Granted, Coldplay salted the set early with hits, including the classic Clocks, which has become more muscular with age - largely because of drummer Will Champion, who happily doubled on guitar and vocals during acoustic songs.
But the crowd was down with everything from the first note, be it album cuts or the single When I Ruled the World. In a moment of time when the news seems to be unrelentingly bleak, there's a lot to be said for a packed auditorium of music fans singing lustily and joyously along with a strong set.
It's also refreshing to see a band using common sense in the staging of a concert. Every high-tech bell and whistle was there - the gigantic big screen, floating picture orbs and enough lasers to make The Who very happy. But it was just used in a smarter way, with ramps extending into the audience near the front, and additional big-screens hung halfway back so the rear of the house felt intimate as well. They headed to the rear of the arena for another mini-set, starting with The Scientist.

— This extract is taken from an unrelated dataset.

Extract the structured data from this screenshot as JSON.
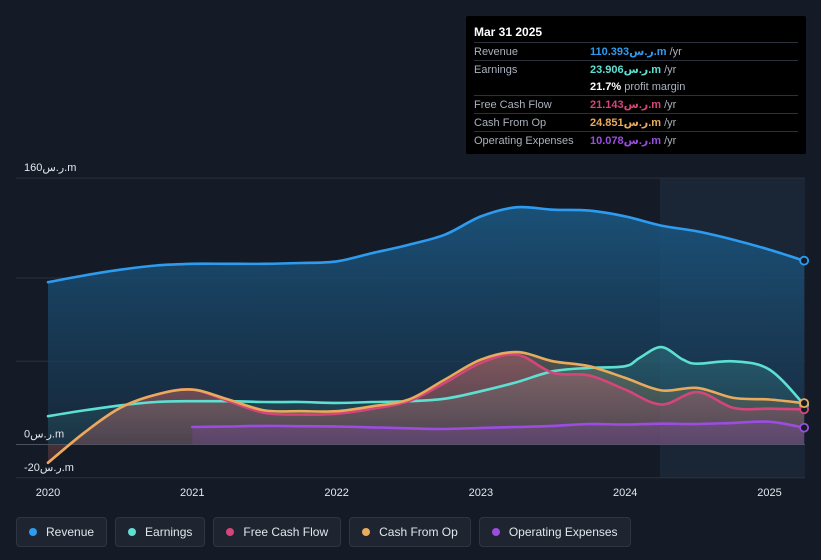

"This gives everybody at the front the chance to Blackberry their friends and say 'Gee, man, we overpaid,' " singer Chris Martin joked.
Martin has steadily grown as a frontman, intense but jerky in his early days, relaxed and fun these days. He effortlessly commands the stage, where nothing feels forced or planned. He manages to convey a combination of goofiness and warmth, a far cry from the aloof image that the media has painted of him for his ambitious writing or the person he chose to marry.

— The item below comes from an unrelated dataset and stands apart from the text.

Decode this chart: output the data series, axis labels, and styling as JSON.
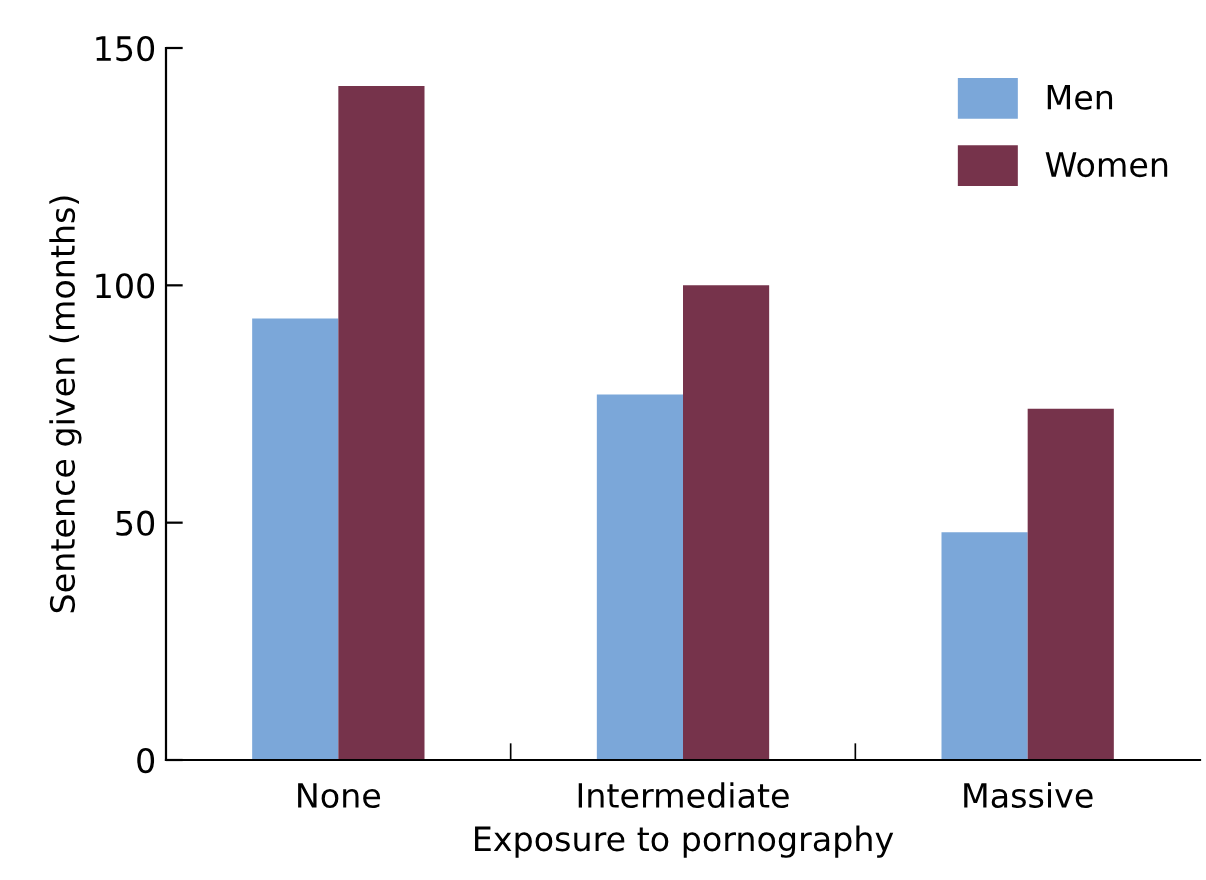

The band took the stage a bit later than planned, and at press time, encores still were ahead. If recent shows are any indication, the band's first hit, Yellow, was likely to have made up a big part of that.
Jon Hopkins opened with a hypnotic electronic set, accompanied by animation on a big screen that was at the same time up-to-the-minute but also echoed the days of the old San Francisco psychedelic ballroom scene. He could have used a bigger screen, but fans were still surprisingly receptive to the edgy set.